Si è concluso con l’assoluzione con formula piena il processo a carico di Alessandro Salvelli, da inizio anno direttore del Dipartimento di prevenzione dell’Ulss 22 di Bussolengo, per la vicenda legata alla presenza di diossina nelle anguille del Garda. Il dibattimento ha dimostrato che Salvelli, chiamato in causa come direttore del servizio veterinario dell’azienda sanitaria, non ebbe alcuna responsabilità nel ritardo con cui fu dato l’allarme ma che, anzi, sollecitò le analisi e fece tutto quanto era in suo potere.
Già all’epoca dei fatti il Sivemp Veneto, nel riportare la notizia dell’indagine, aveva espresso la ferma convinzione che Salvelli avrebbe saputo dimostrare la propria totale estraneità alle accuse, nella certezza che egli avesse agito nel pieno rispetto delle regole, in una situazione peraltro di grande complessità. Ora accogliamo con soddisfazione la decisione del tribunale di Verona che riconosce la piena correttezza dell’operato del collega (Roberto Poggiani, segretario regionale Sivemp Veneto)
Da L’Arena del 24 gennaio. Nel 2008 l’esito delle analisi che rivelavano la presenza di diossina e il superamento dei cosiddetti “livelli d’azione” era noto e solo nel 2011 si arrivò al provvedimento del Ministero che ordinava alle tre province che hanno competenza sul Garda di bloccare la pesca e la vendita di anguille perché il livello di diossina aveva superato i limiti. Ma di quel ritardo non fu responsabile il dirigente veterinario dell’Ulss 22, che ieri è stato assolto. «Di fronte ad un’emergenza ambientale ci si trovò di fronte a inerzia e immobilismo», ha insistito ieri il pm Valeria Ardito che per il medico aveva chiesto la condanna a otto mesi. E Legambiente (parte civile con l’avvocato Luca Tirapelle) aveva chiesto il risarcimento del danno. «Il dottor Alessandro Salvelli comunicò, si impegnò a fare controlli che poi non vennero eseguiti, e una volta che furono effettuati mandò comunicazioni senza però attivarsi». Questa latesi della procura che contestava al dirigente di avere omesso di compiere un atto tempestivo del proprio ufficio.
Un’accusa che nel tardo pomeriggio è caduta: il collegio presieduto da Marzio Bruno Guidorizzi ha assolto il medico (difesa Francesco Delaini e Giovanni Biondaro) ritenendo che non fosse stata raggiunta la prova che non agì tempestivamente e che non informò gli enti interessati affinchè verifìcassero.
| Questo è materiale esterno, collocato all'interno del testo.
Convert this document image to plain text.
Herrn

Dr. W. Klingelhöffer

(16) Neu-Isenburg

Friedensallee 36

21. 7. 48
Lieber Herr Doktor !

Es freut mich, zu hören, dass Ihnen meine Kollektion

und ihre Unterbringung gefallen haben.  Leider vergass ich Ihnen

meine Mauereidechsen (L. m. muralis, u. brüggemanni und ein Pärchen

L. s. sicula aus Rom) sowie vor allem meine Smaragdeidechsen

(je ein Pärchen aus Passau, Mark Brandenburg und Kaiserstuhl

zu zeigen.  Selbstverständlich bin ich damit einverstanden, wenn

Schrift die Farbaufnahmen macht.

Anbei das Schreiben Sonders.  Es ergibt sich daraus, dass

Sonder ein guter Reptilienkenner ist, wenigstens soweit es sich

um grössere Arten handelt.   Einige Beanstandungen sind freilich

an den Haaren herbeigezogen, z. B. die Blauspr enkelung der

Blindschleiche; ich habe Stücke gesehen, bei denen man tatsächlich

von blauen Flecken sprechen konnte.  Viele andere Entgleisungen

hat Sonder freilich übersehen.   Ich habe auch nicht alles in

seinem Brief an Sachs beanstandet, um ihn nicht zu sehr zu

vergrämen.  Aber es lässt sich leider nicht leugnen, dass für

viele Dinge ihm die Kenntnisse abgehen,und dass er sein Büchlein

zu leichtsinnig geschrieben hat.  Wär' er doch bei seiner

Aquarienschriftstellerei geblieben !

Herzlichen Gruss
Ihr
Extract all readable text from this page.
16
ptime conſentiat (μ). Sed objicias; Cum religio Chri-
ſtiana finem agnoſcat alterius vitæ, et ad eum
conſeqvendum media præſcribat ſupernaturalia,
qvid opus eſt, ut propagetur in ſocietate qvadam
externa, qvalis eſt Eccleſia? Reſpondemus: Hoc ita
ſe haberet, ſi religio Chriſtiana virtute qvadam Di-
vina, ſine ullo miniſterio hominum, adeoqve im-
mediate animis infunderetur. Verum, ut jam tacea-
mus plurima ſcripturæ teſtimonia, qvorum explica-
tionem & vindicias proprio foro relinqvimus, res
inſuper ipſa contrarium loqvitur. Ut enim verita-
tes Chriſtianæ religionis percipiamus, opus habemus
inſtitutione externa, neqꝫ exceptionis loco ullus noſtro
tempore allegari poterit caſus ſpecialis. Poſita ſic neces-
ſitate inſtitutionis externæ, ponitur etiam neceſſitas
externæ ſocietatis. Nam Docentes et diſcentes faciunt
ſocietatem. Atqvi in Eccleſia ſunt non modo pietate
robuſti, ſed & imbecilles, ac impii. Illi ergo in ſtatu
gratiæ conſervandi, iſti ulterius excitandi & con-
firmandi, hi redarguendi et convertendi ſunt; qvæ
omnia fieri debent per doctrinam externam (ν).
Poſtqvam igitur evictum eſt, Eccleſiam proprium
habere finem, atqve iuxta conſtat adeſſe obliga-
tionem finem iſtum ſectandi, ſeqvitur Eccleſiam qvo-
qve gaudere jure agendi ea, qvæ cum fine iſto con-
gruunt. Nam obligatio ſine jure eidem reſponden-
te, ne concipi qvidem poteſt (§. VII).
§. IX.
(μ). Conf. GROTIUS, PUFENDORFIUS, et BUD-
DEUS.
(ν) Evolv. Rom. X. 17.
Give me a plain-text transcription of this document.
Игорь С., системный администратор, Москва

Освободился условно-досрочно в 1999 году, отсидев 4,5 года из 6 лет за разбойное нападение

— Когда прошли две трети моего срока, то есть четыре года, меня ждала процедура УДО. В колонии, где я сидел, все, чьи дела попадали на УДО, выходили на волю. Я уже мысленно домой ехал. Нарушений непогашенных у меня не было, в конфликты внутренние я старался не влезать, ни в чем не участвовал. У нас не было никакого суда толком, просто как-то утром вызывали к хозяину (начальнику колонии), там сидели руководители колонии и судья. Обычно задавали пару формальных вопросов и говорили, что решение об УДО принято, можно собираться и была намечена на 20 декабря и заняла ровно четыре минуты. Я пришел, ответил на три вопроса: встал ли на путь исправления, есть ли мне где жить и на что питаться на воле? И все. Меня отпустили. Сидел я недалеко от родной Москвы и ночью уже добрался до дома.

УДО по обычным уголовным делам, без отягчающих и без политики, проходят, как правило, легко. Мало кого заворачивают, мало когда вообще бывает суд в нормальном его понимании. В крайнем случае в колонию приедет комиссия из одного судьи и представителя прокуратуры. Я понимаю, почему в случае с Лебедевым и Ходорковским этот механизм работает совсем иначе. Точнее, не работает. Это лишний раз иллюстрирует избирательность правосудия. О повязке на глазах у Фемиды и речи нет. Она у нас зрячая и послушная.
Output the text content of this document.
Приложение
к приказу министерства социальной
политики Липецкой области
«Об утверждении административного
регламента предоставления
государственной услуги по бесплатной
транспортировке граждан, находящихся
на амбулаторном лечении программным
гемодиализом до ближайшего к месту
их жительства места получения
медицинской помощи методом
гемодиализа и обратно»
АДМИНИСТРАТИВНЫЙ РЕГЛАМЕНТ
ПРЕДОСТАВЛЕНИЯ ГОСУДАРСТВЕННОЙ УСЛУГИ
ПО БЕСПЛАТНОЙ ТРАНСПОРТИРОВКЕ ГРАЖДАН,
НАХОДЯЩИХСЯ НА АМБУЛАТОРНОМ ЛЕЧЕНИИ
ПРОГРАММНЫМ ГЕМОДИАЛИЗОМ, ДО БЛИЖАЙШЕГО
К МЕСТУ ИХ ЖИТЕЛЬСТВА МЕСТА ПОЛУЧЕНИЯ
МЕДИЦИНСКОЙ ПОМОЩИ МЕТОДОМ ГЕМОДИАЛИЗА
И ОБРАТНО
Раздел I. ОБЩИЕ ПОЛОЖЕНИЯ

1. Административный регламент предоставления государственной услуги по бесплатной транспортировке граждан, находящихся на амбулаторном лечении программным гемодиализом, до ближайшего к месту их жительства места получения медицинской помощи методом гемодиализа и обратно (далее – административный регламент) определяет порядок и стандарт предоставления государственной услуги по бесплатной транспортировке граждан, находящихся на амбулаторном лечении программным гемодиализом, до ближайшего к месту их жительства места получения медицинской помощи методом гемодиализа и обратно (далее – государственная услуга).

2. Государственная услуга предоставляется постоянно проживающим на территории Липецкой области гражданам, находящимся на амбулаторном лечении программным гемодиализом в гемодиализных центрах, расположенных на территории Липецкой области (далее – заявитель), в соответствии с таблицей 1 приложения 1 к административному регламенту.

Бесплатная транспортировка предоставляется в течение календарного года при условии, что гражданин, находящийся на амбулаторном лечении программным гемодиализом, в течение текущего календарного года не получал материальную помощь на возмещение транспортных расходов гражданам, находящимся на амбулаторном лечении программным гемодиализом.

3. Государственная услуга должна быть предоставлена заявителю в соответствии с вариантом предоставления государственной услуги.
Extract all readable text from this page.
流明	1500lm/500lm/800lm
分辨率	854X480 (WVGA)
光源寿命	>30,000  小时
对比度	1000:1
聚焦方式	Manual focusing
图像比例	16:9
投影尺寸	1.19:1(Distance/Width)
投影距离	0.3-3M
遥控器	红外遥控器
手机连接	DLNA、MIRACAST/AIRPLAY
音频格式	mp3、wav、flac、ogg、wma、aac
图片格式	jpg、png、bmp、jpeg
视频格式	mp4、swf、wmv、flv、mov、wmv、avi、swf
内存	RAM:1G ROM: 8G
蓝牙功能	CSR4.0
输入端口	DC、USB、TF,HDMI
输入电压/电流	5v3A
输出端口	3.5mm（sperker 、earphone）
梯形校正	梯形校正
Assolto, così come avevano chiesto le difese, che in arringa hanno sostenuto come non fosse addebitabile a Salvelli alcun comportamento.
«I dati certi? Nel giugno 2008 si svolge una riunione in Provincia nel corso della quale si da atto che sulla base di analisi dell’Istituto di Padova, nelle aguglie, nel coregone e nel persico è stato riscontrato un aumento di diossina», ha esordito Delaini. «Non è vero che Salvelli non fa nulla: manda una lettera in Regione e allega il verbale, in agosto la Provincia manda una serie di esami volti a rilevare i livelli di contaminazione delle diossina. Salvelli in settembre fa rilevare che non sono trascurabili. Se vogliamo parlare di omissione si può fare tenendo conto che in quella missiva non ha evidenziato che non vi era denaro per fare le analisi». Ma aveva sollecitato, e una dopo l’altra sono state prodotte le lettere, le comunicazioni, le richieste di autorizzazione ad effettuare campionamenti sulle acque del Garda sollevando il problema dei costi. «Nessuno manda soldi, servivano 700/1.000 euro a campione», ha proseguito il legale, «il Ministero ha speso decine di migliaia di euro. E nel gennaio 2011 Salvelli scrive che ci sono problemi di diossina nelle anguille. E sollecita a fare e a prendere provvedimenti». Furono eseguite le analisi, poi in maggio di quell’anno il Ministero ordinò alle Province di sospendere la pesca e di vietare la vendita delle anguille. E il dirigente aveva fatto ciò che era in suo potere. Senza responsabilità.